America isn't remotely the great gatekeeper on this. If anything, Taiwan + the Netherlands (ASML) are. China would yield infinitely more value in learning manufacturing and fabrication secrets than cloning some specific ASIC.
>Combine it with China's nuclear base and labor pool. And the cherry on top, America will train 600k Chinese students as Trump agreed to.
I dont understand this part. What has nuclear base got to do with chip manufacturing? And surely, not all 600k students are learning chip design or stealing plans
I assume the nuclear reactors are to power the data centers using the new chips.
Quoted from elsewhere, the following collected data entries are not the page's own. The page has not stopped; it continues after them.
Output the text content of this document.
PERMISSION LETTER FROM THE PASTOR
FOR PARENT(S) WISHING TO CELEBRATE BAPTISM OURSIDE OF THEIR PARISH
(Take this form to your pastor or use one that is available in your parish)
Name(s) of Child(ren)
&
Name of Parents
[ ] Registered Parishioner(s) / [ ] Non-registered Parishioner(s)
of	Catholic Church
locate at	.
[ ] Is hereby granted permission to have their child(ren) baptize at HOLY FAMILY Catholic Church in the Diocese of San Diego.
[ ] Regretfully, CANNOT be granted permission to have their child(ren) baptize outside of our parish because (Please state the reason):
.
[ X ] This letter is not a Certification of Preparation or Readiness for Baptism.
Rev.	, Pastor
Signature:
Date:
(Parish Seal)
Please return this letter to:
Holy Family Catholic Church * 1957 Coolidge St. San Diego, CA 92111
There have been a few mentions on HN about the US being very behind in building enough power plants to run LLM workloads
The frenetic pace of data center construction in the US means that nuclear is not a short-term option. No way are they going to wait a decade or more for generation to come on line. It’s going to be solar, batteries, and gas (turbines, and possibly fuel cells).
We should ask ourselves: is it worth ruining local communities in order to beat China in the global sphere?
Nuclear power is what they are talking about, not weapons.
I mean they have the power grid to run TPUs at 10x the scale of USA.
About students, have you seen the microelectronic labs in American universities lately? A huge chunk are Chinese already. Same with some of the top AI labs.
Thankfully LLMs are a dead end, so nobody will make it to AGI by just throwing more electricity at the problem. Now if we could only have a new AI winter we could postpone the end of mankind as the dominant species on earth by another couple of decades.